AEM wideband help

AEM UEGO, AMS EMS powered car. Sensor in question was put very close to turbine outlet, maybe 12-15".

Worked “ok” when I bought the car - gauge would read normally, but sometimes freeze at random AFR’s. It would cycle, and then hit 15.8 (for example) and not move until I stopped the car, let it cool a bit, and turn it back on. I thought the sensor was dying so I tested it per AEM’s YouTube how-to (exposing it to no exhaust pegs it lean, placing it in a rag sprayed with brake cleaner pegs it rich) and it tested fine.

I took the downpipe out to try and find an oil leak, and had to unplug the sensor from the harness. I noticed he had a zip tie holding the two ends together, since the clip on the harness end was broken. The zip tie was “crushing” one of the wires. When I reassembled everything, I didn’t include a zip tie. Ever since then, the gauge just reads 14.7/14.8, and never moves. The sensor does not warm up.

I figured the sensor died, so I bought a new one, same part number. Plugged it in, still would not warm up and cycle (out of the car, not running. Should peg lean after a bit.) Tried the old sensor again, nothing. I checked the sensor/harness connected a million times, tried making sure it was pushed in the whole way, etc, nothing. Took the gauge cluster out (wideband gauge is mounted in gauge cluster) to check connection on back of gauge, it seems fine. I cut back a bit of the wire sheath where it was crushed, thinking the connection was severed, but it looks 100%.

Any suggestions other than “buy a real wideband?”

I have had nothing but problems as well with my AEM. Im thinking about ditching it.
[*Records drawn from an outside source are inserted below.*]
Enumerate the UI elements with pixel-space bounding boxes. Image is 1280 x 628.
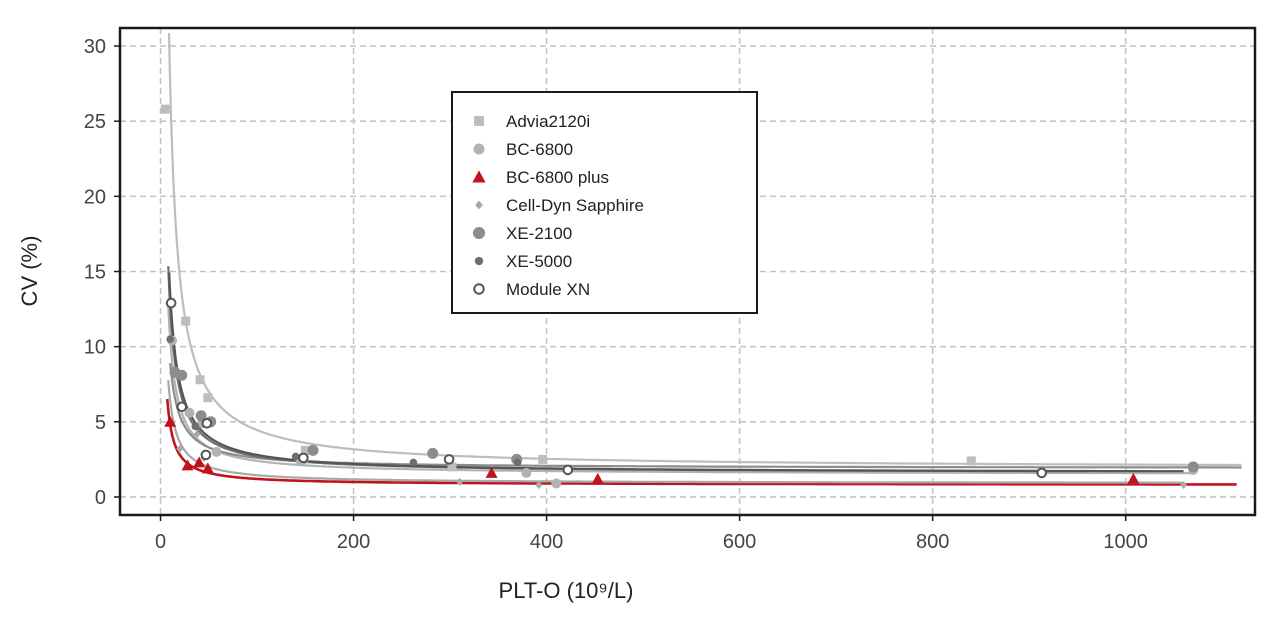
legend-label-advia2120i: Advia2120i <box>506 112 590 131</box>
point-advia2120i <box>300 445 310 455</box>
point-bc-6800-plus <box>193 456 206 468</box>
x-axis: 0 200 400 600 800 1000 <box>155 515 1148 553</box>
point-bc-6800 <box>521 467 532 478</box>
point-xe-2100 <box>307 444 319 456</box>
x-tick-label: 600 <box>723 531 756 553</box>
point-bc-6800-plus <box>591 472 604 484</box>
point-bc-6800-plus <box>1127 472 1140 484</box>
point-xe-5000 <box>166 335 174 343</box>
point-cell-dyn-sapphire <box>456 477 464 486</box>
point-bc-6800-plus <box>181 459 194 471</box>
point-module-xn <box>1036 467 1048 479</box>
point-cell-dyn-sapphire <box>176 444 184 453</box>
x-tick-label: 400 <box>530 531 563 553</box>
point-bc-6800 <box>551 478 562 489</box>
legend-marker-bc-6800-plus <box>472 170 486 183</box>
y-tick-label: 5 <box>95 412 106 434</box>
point-module-xn <box>443 454 455 465</box>
fit-curve-advia2120i <box>167 33 1242 467</box>
y-tick-label: 20 <box>84 186 106 208</box>
y-tick-label: 30 <box>84 36 106 58</box>
y-axis-label: CV (%) <box>17 236 42 307</box>
point-advia2120i <box>181 316 191 326</box>
fit-curves <box>166 33 1242 486</box>
legend-label-module-xn: Module XN <box>506 280 590 299</box>
point-advia2120i <box>195 375 205 385</box>
point-module-xn <box>200 449 212 461</box>
legend-label-xe-5000: XE-5000 <box>506 252 572 271</box>
point-bc-6800-plus <box>164 415 177 427</box>
y-tick-label: 25 <box>84 111 106 133</box>
point-xe-2100 <box>1187 461 1199 473</box>
y-tick-label: 0 <box>95 487 106 509</box>
x-tick-label: 800 <box>916 531 949 553</box>
point-bc-6800 <box>184 407 195 418</box>
point-module-xn <box>298 452 309 464</box>
point-xe-2100 <box>176 369 188 381</box>
legend-label-cell-dyn-sapphire: Cell-Dyn Sapphire <box>506 196 644 215</box>
point-xe-5000 <box>513 458 522 467</box>
y-axis: 0 5 10 15 20 25 30 <box>84 36 120 509</box>
fit-curve-bc-6800-plus <box>166 398 1237 486</box>
fit-curve-cell-dyn-sapphire <box>167 380 1184 484</box>
point-xe-5000 <box>291 452 300 461</box>
x-tick-label: 200 <box>337 531 370 553</box>
legend-marker-xe-2100 <box>472 226 486 240</box>
point-xe-5000 <box>409 458 418 467</box>
point-bc-6800-plus <box>201 462 214 474</box>
point-cell-dyn-sapphire <box>193 429 201 438</box>
point-advia2120i <box>447 462 457 472</box>
point-bc-6800 <box>211 446 222 457</box>
y-tick-label: 15 <box>84 262 106 284</box>
x-tick-label: 0 <box>155 531 166 553</box>
legend-box <box>451 91 758 314</box>
point-advia2120i <box>203 393 213 403</box>
point-advia2120i <box>966 456 976 466</box>
point-module-xn <box>165 297 177 309</box>
point-advia2120i <box>538 454 548 464</box>
point-cell-dyn-sapphire <box>535 480 543 489</box>
point-advia2120i <box>160 104 170 114</box>
legend-label-bc-6800: BC-6800 <box>506 140 573 159</box>
point-xe-2100 <box>427 447 439 459</box>
point-module-xn <box>562 464 574 476</box>
legend-marker-module-xn <box>473 283 485 295</box>
fit-curve-module-xn <box>168 272 1184 473</box>
y-tick-label: 10 <box>84 337 106 359</box>
point-cell-dyn-sapphire <box>1180 480 1188 489</box>
legend-marker-xe-5000 <box>474 256 484 266</box>
point-module-xn <box>201 418 213 429</box>
legend-marker-cell-dyn-sapphire <box>475 200 483 210</box>
fit-curve-bc-6800 <box>167 305 1194 475</box>
x-tick-label: 1000 <box>1103 531 1148 553</box>
legend: Advia2120i BC-6800 BC-6800 plus Cell-Dyn Sa… <box>451 91 758 314</box>
x-axis-label: PLT-O (10⁹/L) <box>499 578 634 603</box>
legend-marker-bc-6800 <box>473 143 485 155</box>
point-xe-2100 <box>195 410 207 422</box>
point-xe-5000 <box>191 422 200 431</box>
point-bc-6800-plus <box>485 466 498 478</box>
legend-marker-advia2120i <box>474 116 484 126</box>
data-points <box>160 104 1199 489</box>
legend-label-bc-6800-plus: BC-6800 plus <box>506 168 609 187</box>
point-module-xn <box>176 401 188 413</box>
legend-label-xe-2100: XE-2100 <box>506 224 572 243</box>
fit-curve-xe-2100 <box>169 363 1242 469</box>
Mine’s been stuck forever.

WTF

I just bought one of these :rant:

send it back! get a PLX!!!

Innovate LM1 or PLX comes highly regarded

So, in my frustration before I posted this, I forgot to check continuity of the wiring. After I posted, I went back out and took the wiring apart. I pulled the 6-pin plug off the back of the gauge, and noticed that pin 1 was “burnt” looking. Pulled the wire/connector out of the plug, and the wiring wasn’t severed. Cleaned it up, stuck the wire back in the plug. Checked the gauge itself for any burning, didn’t find any, so I reassembled everything, plugged the old sensor back in, and wham, worked great.

I think I read in the AEM manual to never turn the power on with the sensor not plugged in. I may have done this (before reading the manual) and that may be why the wire shorted. I’m not sure.

Haven’t driven the car yet to see if the old sensor still freezes or not now that I moved it way downstream, but I’ll find that out today.

Jesse

well i’m not sure why the AEM isn’t considered a ‘real’ wideband? I have the aem uego gauge and it lined up perfect with the dyno wideband… we tuned my car using the AEM solely… so dunno what the downside or limitation is?

mine never froze… so i don’t have the same issue… but yeah, the sensor needs the heater, so you can’t run the car without heating the sensor and shouldn’t power the gauge / sensor without the sensor plugged in…

as with all instruments proper grounding is essential…

Innovate LM1 I reallly dont like. The Use a PLX on the dyno now and that thing is dead nuts on no matter what.

zeitronix makes an awesome wideband as well…made in the USA, and its built to medical grade specifications.

Drove the car for quite a while today, with the sensor 50" or so downstream. “Perfect” cycling, no freezing/dying, no complaints from me.

Got the oil leak all sealed up too. Properly-working-car FTW.